How Much Power Does The Human Brain Require To Operate?
Simulating the brain with traditional chips would require impractical megawatts of power. One scientist has an alternative
According to Kwabena Boahen, a computer scientist at Stanford University, a robot with a processor as smart as the human brain would require at least 10 megawatts to operate. That’s the amount of energy produced by a small hydroelectric plant. But a small group of computer scientists may have hit on a new neural supercomputer that could someday emulate the human brain’s low energy requirements of just 20 watts–barely enough to run a dim light bulb.
Discover Magazine has the story on how the Neurogrid computer could completely overhaul the traditional approach to computers. It trades the extreme precision of digital transistors for the brain’s chaos of many neurons firing, with misfires 30 percent to 90 percent of the time. Yet the brain works with this messy system by relying on crowds of neurons to shout over the noise of misfires and competing signals.
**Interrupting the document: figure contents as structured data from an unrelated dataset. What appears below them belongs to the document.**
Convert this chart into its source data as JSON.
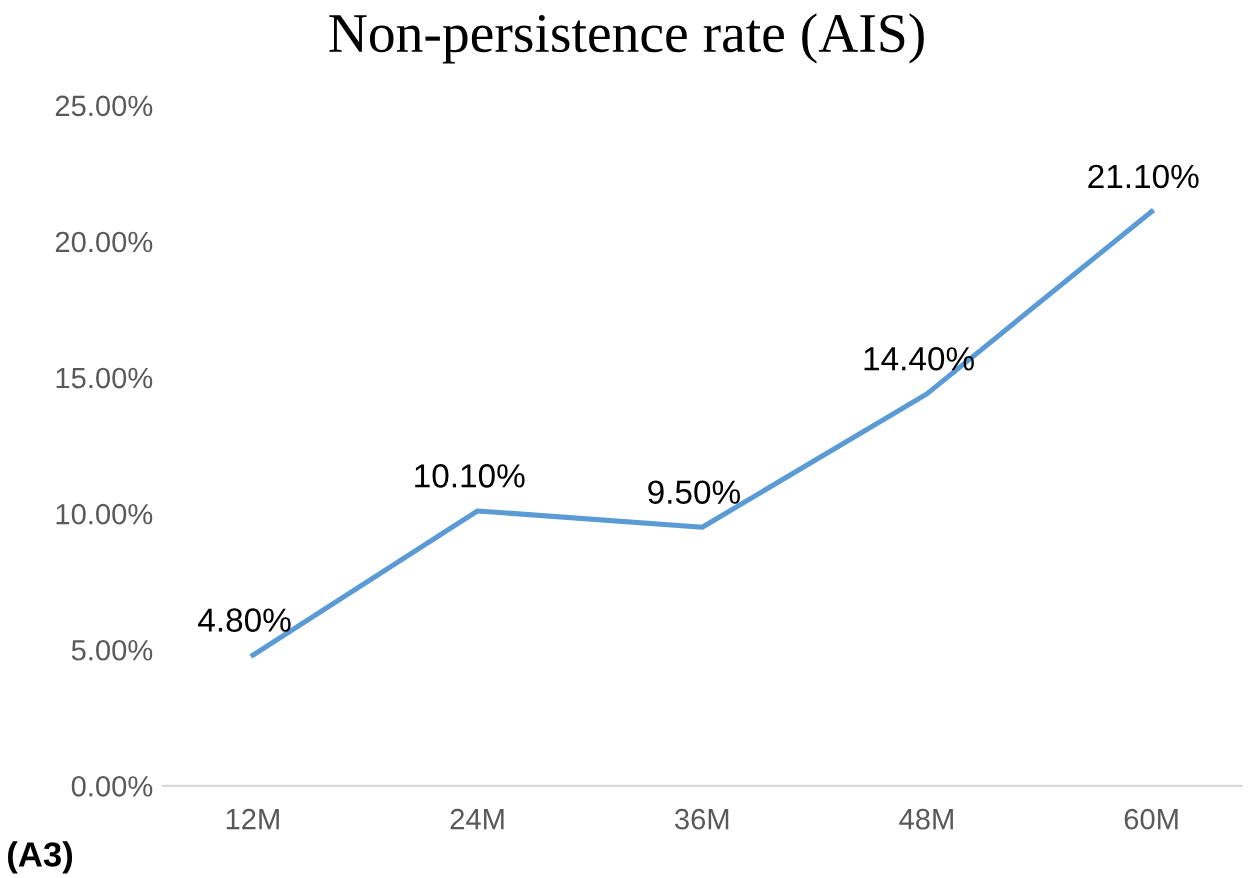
{
  "chart_data": {
    "type": "line",
    "title": "Non-persistence rate (AIS)",
    "categories": [
      "12M",
      "24M",
      "36M",
      "48M",
      "60M"
    ],
    "series": [
      {
        "color": "#5b9bd5",
        "values": [
          4.8,
          10.1,
          9.5,
          14.4,
          21.1
        ],
        "value_labels": [
          "4.80%",
          "10.10%",
          "9.50%",
          "14.40%",
          "21.10%"
        ]
      }
    ],
    "ylim": [
      0,
      25
    ],
    "yticks": [
      {
        "value": 0,
        "label": "0.00%"
      },
      {
        "value": 5,
        "label": "5.00%"
      },
      {
        "value": 10,
        "label": "10.00%"
      },
      {
        "value": 15,
        "label": "15.00%"
      },
      {
        "value": 20,
        "label": "20.00%"
      },
      {
        "value": 25,
        "label": "25.00%"
      }
    ],
    "grid": false,
    "legend": false,
    "marker": "none",
    "line_style": "solid",
    "annotations": [
      "(A3)"
    ]
  }
}
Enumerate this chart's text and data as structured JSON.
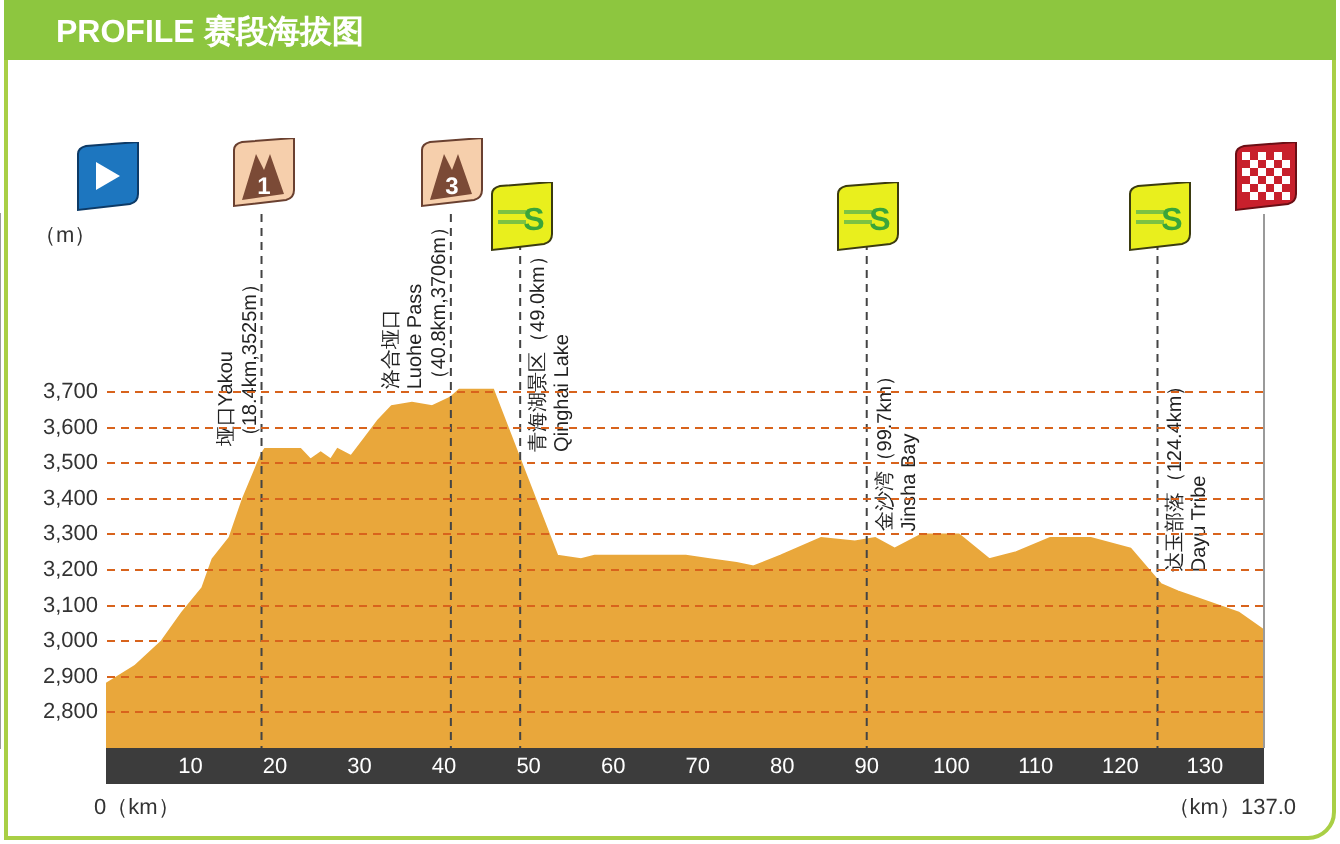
{
  "chart_data": {
    "type": "area",
    "title": "PROFILE 赛段海拔图",
    "ylabel": "（m）",
    "x": [
      0,
      3.4,
      6.6,
      9,
      11.4,
      12.6,
      14.6,
      16.2,
      18.4,
      18.8,
      23,
      24.2,
      25.4,
      26.6,
      27.4,
      29,
      30.6,
      32.2,
      33.8,
      36.2,
      38.6,
      40.8,
      41.8,
      45.8,
      49.8,
      53.4,
      56.2,
      57.8,
      68.6,
      71.4,
      74.6,
      76.6,
      79.8,
      84.6,
      88.6,
      91,
      93.3,
      96.5,
      100.9,
      104.5,
      107.7,
      111.7,
      116.5,
      121.2,
      124.8,
      126.8,
      129.2,
      134,
      137
    ],
    "values": [
      2880,
      2930,
      3000,
      3080,
      3150,
      3230,
      3290,
      3400,
      3525,
      3540,
      3540,
      3510,
      3530,
      3510,
      3540,
      3520,
      3570,
      3620,
      3660,
      3670,
      3660,
      3685,
      3706,
      3706,
      3460,
      3240,
      3230,
      3240,
      3240,
      3230,
      3220,
      3210,
      3240,
      3290,
      3280,
      3290,
      3260,
      3300,
      3300,
      3230,
      3250,
      3290,
      3290,
      3260,
      3160,
      3140,
      3120,
      3080,
      3030
    ],
    "color": "#e9a73b",
    "xlim": [
      0,
      137
    ],
    "xticks": [
      10,
      20,
      30,
      40,
      50,
      60,
      70,
      80,
      90,
      100,
      110,
      120,
      130
    ],
    "ylim": [
      2700,
      4200
    ],
    "yticks": [
      {
        "value": 2800,
        "label": "2,800"
      },
      {
        "value": 2900,
        "label": "2,900"
      },
      {
        "value": 3000,
        "label": "3,000"
      },
      {
        "value": 3100,
        "label": "3,100"
      },
      {
        "value": 3200,
        "label": "3,200"
      },
      {
        "value": 3300,
        "label": "3,300"
      },
      {
        "value": 3400,
        "label": "3,400"
      },
      {
        "value": 3500,
        "label": "3,500"
      },
      {
        "value": 3600,
        "label": "3,600"
      },
      {
        "value": 3700,
        "label": "3,700"
      }
    ],
    "grid": "y",
    "legend": false,
    "ref_lines": [
      {
        "axis": "x",
        "value": 18.4,
        "label": "垭口Yakou\n（18.4km,3525m）",
        "line_style": "dashed",
        "color": "#444444"
      },
      {
        "axis": "x",
        "value": 40.8,
        "label": "洛合垭口\nLuohe Pass\n（40.8km,3706m）",
        "line_style": "dashed",
        "color": "#444444"
      },
      {
        "axis": "x",
        "value": 49.0,
        "label": "青海湖景区（49.0km）\nQinghai Lake",
        "line_style": "dashed",
        "color": "#444444"
      },
      {
        "axis": "x",
        "value": 90,
        "label": "金沙湾（99.7km）\nJinsha Bay",
        "line_style": "dashed",
        "color": "#444444"
      },
      {
        "axis": "x",
        "value": 124.4,
        "label": "达玉部落（124.4km）\nDayu Tribe",
        "line_style": "dashed",
        "color": "#444444"
      },
      {
        "axis": "x",
        "value": 137,
        "line_style": "solid",
        "color": "#9a9a9a"
      }
    ],
    "annotations": [
      "0（km）",
      "（km）137.0",
      "1",
      "3",
      "S",
      "S",
      "S"
    ]
  }
}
That willingness to give up precision for chaos could lead to a new era of creative computing that simulates the unpredictable patterns of brain activity. It could also represent a far more energy-efficient era — the Neurogrid fits in a briefcase and runs on what amounts to a few D batteries, or less than a watt. Rather than transistors, it uses capacitors that get the same voltage of neurons.
Boahen has so far managed to squeeze a million neurons onto his new supercomputer, compared to just 45,000 silicon neurons on previous neural machines. A next-generation Neurogrid may host as many as 64 million silicon neurons by 2011, or approximately the brain of a mouse.
This new type of supercomputer will not replace the precise calculations of current machines. But its energy efficiency could provide the necessary breakthrough to continue upholding Moore’s Law, which suggests that the number of transistors on a silicon chip can double about every two years. Perhaps equally exciting, the creative chaos from a chaotic supercomputer system could ultimately lay the foundation for the processing power necessary to raise artificial intelligence to human levels.